Troubled marijuana grower CannTrust Holdings (CNTTQ) has replaced its leadership.
The company announced in a press release on Friday that it fired CEO Peter Aceto. Additionally, its board of directors demanded the resignation of its chair Eric Paul, which he agreed to. Both changes were effective immediately.
Board member Robert Marcovitch was named interim CEO. CannTrust did not mention whether it had appointed a new board chair.
In the press release, the company quoted Marcovitch as saying that "[o]ur first priority is to complete the remaining items of our investigation and bring the Company's operations into full regulatory compliance."
"Implementing the necessary changes is essential to the interests of our medical patients, customers, shareholders, and employees," he added.
CannTrust also said that it is gearing up to make "additional operational changes" in the coming days and weeks. It did not elaborate.
The personnel moves come several weeks after the company received a notice of noncompliance from Health Canada, the government body regulating marijuana growers in that country.
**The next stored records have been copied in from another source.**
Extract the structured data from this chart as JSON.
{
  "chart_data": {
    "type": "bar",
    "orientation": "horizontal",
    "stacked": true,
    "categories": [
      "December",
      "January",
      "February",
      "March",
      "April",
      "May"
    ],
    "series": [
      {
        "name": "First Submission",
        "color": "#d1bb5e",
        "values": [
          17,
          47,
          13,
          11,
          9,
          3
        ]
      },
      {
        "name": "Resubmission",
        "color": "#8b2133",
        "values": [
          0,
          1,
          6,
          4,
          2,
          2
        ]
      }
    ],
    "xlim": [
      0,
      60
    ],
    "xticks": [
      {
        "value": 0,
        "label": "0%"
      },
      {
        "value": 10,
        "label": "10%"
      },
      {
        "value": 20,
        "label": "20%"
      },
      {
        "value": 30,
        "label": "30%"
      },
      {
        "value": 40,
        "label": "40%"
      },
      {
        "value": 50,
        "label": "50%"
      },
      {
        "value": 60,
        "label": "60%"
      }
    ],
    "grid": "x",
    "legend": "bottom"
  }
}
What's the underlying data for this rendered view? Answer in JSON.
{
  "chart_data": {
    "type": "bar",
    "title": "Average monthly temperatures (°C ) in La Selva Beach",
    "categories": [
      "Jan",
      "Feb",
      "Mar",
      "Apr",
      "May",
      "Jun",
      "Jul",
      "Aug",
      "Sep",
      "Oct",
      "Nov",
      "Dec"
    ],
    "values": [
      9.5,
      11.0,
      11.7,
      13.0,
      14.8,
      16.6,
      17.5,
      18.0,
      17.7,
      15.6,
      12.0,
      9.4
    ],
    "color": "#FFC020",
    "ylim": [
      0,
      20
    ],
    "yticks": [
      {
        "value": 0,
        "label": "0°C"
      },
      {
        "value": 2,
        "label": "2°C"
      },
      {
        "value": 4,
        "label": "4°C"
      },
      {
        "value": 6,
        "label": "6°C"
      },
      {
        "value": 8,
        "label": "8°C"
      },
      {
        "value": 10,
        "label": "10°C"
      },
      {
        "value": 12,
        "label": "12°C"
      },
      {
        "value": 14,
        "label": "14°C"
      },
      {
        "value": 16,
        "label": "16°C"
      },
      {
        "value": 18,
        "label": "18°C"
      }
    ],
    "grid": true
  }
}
The notice was in regard to unlicensed growing in five grow rooms in CannTrust's Pelham, Ontario, greenhouse. Although all five have been licensed since April, the company had apparently been growing product in them since last October.
Subsequent to receiving the notice, CannTrust said it accepted the regulator's finding.
Health Canada has not yet handed down any kind of sanction or fine for the noncompliance. It has the power to revoke CannTrust's licensing, should it deem that appropriate. The regulator has placed a hold on 5,200 kilos harvested in the five offending grow rooms; CannTrust voluntarily placed a hold on an additional 7,500 kilos of cannabis product.
Soon after receiving the notice, CannTrust formed a special committee of its board members to investigate the matter; in the committee's last update, released on Monday, it said the probe was ongoing.
In the press release regarding the personnel changes, the company said the changes were based on the special committee's work in the investigation.
The committee's original chairman was new interim CEO Marcovitch. He has been replaced in his former position by committee member Mark Dawber.
Analysts, shareholders, and others had called for CannTrust to make leadership changes in the wake of the scandal. Investors are clearly pleased that the company has taken action; CannTrust's share price closed up by nearly 17% Friday. However, the market capitalization is still low enough to engender speculation that the company might now be a takeover target.